The burst of activity in the fourth quarter was fueled by a handful of big deals. Bloomberg renewed nearly 496,000 square feet at Global Holdings’ 120 Park Avenue, Moody’s signed a 460,000-square-foot lease at Brookfield Properties’ 200 Liberty Street and Millennium Management extended its 438,000-square-foot footprint at 399 Park Avenue. Class A buildings captured more than 74 percent of leasing volume, continuing the market’s flight-to-quality trend.
Tenant demand translated into tightening conditions. Manhattan’s availability rate fell to 13.9 percent, down 70 basis points from the prior quarter and marking the seventh straight quarter of stable or declining availability, the longest streak since 2007. Sublet space also continued to shrink, with availability falling to its lowest level since 2019.

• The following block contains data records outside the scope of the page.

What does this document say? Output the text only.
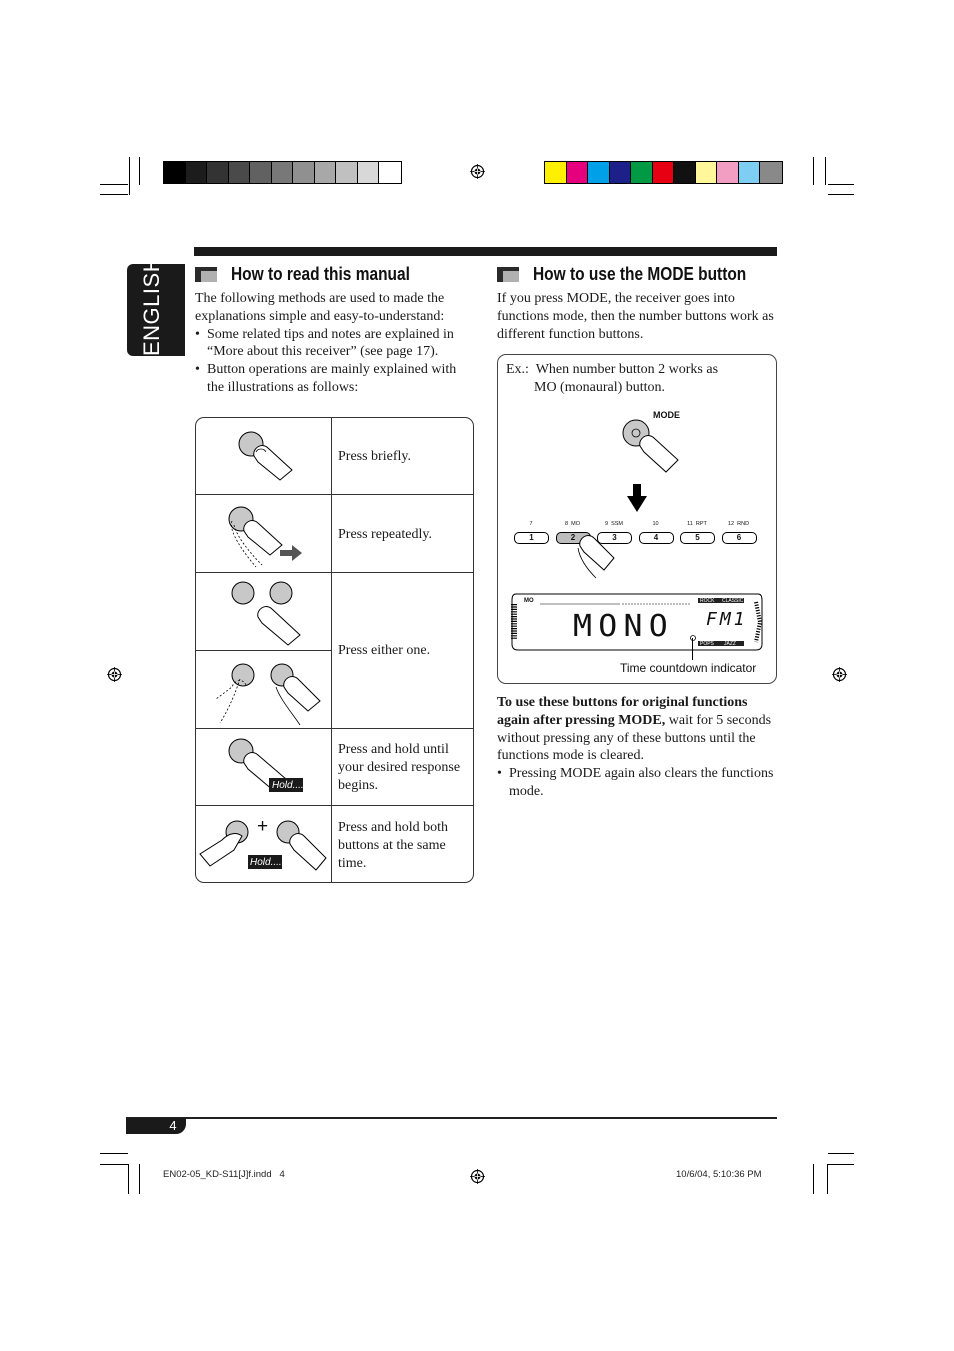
ENGLISH	How to read this manual
The following methods are used to made the explanations simple and easy-to-understand:
• Some related tips and notes are explained in “More about this receiver” (see page 17).
• Button operations are mainly explained with the illustrations as follows:
Press briefly.
Press repeatedly.
Press either one.
Hold....
Press and hold until your desired response begins.
+
Hold....
Press and hold both buttons at the same time.
How to use the MODE button
If you press MODE, the receiver goes into functions mode, then the number buttons work as different function buttons.
Ex.:  When number button 2 works as
MO (monaural) button.
MODE
7
1
8  MO
2
9  SSM
3
10
4
11  RPT
5
12  RND
6
MO
MONO FM1
ROCK CLASSIC
POPS JAZZ
Time countdown indicator
To use these buttons for original functions again after pressing MODE, wait for 5 seconds without pressing any of these buttons until the functions mode is cleared.
• Pressing MODE again also clears the functions mode.
4
EN02-05_KD-S11[J]f.indd   4	10/6/04, 5:10:36 PM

Rents crept higher in turn. The average asking rent climbed to $76 per square foot, up 1.5 percent from the third quarter and the highest level since October 2020. Class A asking rents rose to $83 per square foot, while Class B rents hit a record high of almost $69 per square foot.
Midtown led the borough in leasing volume, posting 5.3 million square feet of deals in the quarter, while Midtown South logged its strongest quarter since 2019. Downtown leasing more than doubled from the prior quarter, helped by large leases from Moody’s, the New York State Attorney General’s Office and Stripe.
Financial services, insurance and real estate firms (FIRE) were the most active tenants, accounting for 37 percent of leasing activity boroughwide, followed closely by TAMI (technology, advertising, media and information) companies.
Still, Wallach cautioned that the market has only worked through about half of its post-pandemic excess supply.